Par François CHARLES
Economiste, conseil en stratégie et management, officier en retraite, ancien responsable d’affaires industrielles internationales à la DGA, ancien expert OTAN pour l’ACCS, Président de l’Institut de Recherche et de Communication sur l’Europe (IRCE)
La Base aérienne 102, Capitaine Guynemer, dans la banlieue de Dijon est plus qu’une base, c’est un symbole pour la France et pour l’Europe. Au-delà d’avoir accueilli le héro de la grande guerre, reçu le premier groupe d’aviation en 1914, le premier drapeau de l’aviation militaire en 1916, et les Chevaliers du Ciel (bien avant top gun), elle est devenue académie de la chasse avec le Mirage 2000, posséda le premier intercepteur multi-cibles européen et réalisa les premières missions extérieures pour l’OTAN (Islande).

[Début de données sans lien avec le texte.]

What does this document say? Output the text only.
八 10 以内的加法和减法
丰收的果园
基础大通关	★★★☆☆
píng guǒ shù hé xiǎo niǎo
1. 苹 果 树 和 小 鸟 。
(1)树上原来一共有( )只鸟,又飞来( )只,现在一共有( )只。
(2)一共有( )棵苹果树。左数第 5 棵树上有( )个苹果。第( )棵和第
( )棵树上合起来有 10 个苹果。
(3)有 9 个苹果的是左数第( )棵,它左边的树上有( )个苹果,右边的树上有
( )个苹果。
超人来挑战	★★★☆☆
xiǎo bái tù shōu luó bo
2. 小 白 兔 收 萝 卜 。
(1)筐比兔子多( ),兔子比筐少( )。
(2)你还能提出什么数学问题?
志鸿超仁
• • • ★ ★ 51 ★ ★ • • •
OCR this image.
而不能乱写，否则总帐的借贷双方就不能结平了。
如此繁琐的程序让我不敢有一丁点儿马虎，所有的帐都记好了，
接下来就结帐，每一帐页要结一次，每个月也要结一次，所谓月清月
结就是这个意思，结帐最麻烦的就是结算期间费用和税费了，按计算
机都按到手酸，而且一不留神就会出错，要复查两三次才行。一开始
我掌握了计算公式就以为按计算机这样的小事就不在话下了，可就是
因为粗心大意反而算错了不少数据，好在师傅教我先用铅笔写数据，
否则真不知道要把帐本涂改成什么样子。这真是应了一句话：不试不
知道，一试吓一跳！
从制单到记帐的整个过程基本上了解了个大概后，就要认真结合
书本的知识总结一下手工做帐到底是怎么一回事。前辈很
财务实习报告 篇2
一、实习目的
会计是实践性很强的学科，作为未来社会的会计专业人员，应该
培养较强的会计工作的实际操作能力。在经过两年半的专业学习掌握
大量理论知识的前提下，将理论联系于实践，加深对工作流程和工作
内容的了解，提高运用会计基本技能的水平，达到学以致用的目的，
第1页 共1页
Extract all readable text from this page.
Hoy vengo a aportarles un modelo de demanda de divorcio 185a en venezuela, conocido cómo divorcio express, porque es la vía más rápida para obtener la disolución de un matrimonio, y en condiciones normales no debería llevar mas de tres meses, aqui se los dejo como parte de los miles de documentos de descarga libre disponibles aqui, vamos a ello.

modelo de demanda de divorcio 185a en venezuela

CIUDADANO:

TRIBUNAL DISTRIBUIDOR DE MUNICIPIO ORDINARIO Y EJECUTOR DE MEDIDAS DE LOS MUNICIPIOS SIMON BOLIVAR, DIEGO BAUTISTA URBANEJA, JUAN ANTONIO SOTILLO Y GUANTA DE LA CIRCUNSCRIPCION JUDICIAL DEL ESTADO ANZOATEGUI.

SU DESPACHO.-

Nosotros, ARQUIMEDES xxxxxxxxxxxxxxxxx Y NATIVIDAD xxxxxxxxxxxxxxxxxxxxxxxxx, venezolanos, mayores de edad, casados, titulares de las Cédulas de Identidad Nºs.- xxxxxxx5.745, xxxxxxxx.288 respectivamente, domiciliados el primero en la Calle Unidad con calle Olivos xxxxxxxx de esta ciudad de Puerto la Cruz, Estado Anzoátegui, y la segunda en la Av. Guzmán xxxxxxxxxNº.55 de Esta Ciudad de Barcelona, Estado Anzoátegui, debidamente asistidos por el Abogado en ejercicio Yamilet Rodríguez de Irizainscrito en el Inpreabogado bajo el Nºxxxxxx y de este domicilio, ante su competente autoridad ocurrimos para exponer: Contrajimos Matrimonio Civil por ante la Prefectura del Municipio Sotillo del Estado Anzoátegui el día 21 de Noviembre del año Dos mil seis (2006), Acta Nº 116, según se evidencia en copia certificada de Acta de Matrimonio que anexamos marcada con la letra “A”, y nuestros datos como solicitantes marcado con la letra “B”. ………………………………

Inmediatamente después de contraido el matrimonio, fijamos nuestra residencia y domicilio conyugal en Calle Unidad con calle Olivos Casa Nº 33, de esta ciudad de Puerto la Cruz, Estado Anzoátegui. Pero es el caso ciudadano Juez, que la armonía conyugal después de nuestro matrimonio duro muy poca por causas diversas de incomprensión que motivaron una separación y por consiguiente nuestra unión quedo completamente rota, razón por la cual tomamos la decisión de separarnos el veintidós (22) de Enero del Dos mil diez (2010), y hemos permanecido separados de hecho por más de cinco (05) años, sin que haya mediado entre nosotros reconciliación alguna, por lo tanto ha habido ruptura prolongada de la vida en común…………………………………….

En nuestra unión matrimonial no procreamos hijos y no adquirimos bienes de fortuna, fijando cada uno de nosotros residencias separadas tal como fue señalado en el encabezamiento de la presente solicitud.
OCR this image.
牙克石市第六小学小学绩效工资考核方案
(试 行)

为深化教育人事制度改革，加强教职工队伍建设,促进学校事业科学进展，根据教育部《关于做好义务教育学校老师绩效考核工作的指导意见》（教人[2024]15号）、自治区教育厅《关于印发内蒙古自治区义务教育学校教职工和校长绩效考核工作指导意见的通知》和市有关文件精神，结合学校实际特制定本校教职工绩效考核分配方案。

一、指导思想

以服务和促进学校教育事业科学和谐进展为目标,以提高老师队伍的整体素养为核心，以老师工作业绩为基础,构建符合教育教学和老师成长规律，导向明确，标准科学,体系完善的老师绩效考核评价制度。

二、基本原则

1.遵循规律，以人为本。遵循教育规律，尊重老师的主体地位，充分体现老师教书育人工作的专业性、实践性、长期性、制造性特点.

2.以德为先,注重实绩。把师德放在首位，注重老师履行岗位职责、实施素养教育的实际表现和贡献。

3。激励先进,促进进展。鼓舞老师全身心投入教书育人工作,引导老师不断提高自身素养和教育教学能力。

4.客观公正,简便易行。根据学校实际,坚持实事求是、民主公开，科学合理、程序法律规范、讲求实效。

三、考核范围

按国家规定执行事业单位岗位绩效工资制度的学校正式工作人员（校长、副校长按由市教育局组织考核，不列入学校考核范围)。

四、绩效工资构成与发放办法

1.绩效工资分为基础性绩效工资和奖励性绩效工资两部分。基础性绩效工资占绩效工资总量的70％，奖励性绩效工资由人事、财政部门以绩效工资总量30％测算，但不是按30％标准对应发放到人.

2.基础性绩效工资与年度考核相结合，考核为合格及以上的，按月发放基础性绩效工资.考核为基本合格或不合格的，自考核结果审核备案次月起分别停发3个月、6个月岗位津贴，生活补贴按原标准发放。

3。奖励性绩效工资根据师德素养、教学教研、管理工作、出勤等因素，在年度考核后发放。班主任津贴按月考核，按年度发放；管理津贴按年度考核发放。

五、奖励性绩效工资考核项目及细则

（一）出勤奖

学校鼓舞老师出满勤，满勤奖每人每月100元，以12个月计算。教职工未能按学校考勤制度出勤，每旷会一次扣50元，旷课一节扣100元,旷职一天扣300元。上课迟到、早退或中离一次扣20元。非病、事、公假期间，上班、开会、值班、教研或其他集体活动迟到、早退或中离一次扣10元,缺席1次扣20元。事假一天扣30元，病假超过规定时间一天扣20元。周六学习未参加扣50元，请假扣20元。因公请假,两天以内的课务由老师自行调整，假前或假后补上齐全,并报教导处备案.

Après une rénovation importante de ses pistes, profitant également à l’aéroport civil, elle abrite aujourd’hui le commandement des Forces aériennes et un escadron d’Alphajet qui a retrouvé son numéro identitaire de tradition. Demain, le ciel dijonnais sera peut-être orphelin de ses avions avec notamment un impact économique sur un rayon de 100 km comme l’ont connu d’autres bases. Certes il faut faire des choix et ceux de défense sont des choix politiques de plus en plus guidés par les réalités économiques, qui peuvent même faire arrêter une guerre sans la perdre par les armes. Mais certains peuvent être pris avec sens, guidés par une certaine recherche de vision prospective européenne et une certaine prise de recul.
Telle un diamant, l’Europe est unie par ses facettes et sa diversité. Dans cet espace, le modèle multidomestique, qui maintien les identités, et donc les traditions ainsi que les compétences, semble le plus approprié. L’IRCE réfléchit à ce qu’il y a de mieux pour l’Europe sans forcément défendre une solution française. Il a inscrit dans ses sujets de défense européens, liés à l’interdépendance et l’autonomie au sein de l’OTAN, l’analyse de la création d’un centre européen de simulation opérationnelle et d’entraînement aérien voire multi-forces en Europe et mène actuellement une étude sur les modèles économiques européens de maintenance militaire placés dans un environnement global. Restait à proposer un site idéal et pourquoi pas en France, désormais en déficit structurel européen incohérent au sein de l’OTAN.
L’OTAN dispose de 18 centres d’excellence qui sont des organismes militaires internationaux, financés de façon nationale et internationale, offrant une expertise particulière pour soutenir la transformation de l’OTAN. On les trouve aux Pays Bas (2 sites), en Norvège, Estonie, Espagne, Turquie, Lituanie, Slovaquie, Roumanie, Allemagne (3 sites), Rép. tchèque, Hongrie, Italie, Belgique, Etats-Unis et en France qui possède le Centre d’Analyse et de simulation pour la préparation aux opérations aériennes (CASPOA), à Lyon. Il y est veillé à une non duplication des moyens et des ressources déjà disponibles, comme nous le connaissons aussi dans le cadre des programmes industriels européens avec l’OCCAR.
Complémentaire du centre de compétences en matière de puissance aérienne interarmées implanté en Allemagne (Kaltar), visant à améliorer la puissance aérienne et spatiale pour les opérations terrestres et maritimes de l’Alliance, et complémentaire de celui de Norfolk situé aux Etats-Unis pour celles menées à partir de la mer, et au-delà d’aider les militaires à mieux travailler ensemble, ce centre d’excellence bourguignon pourra contribuer également à la cohérence de nos fabrications respectives et européennes et à l’affinage industriel, budgétaire et humain de leur maintien en condition opérationnelle. Et nul doute que ses visiteurs n’en seront que plus heureux d’y venir de par sa région et ses spécialités locales propices aux échanges.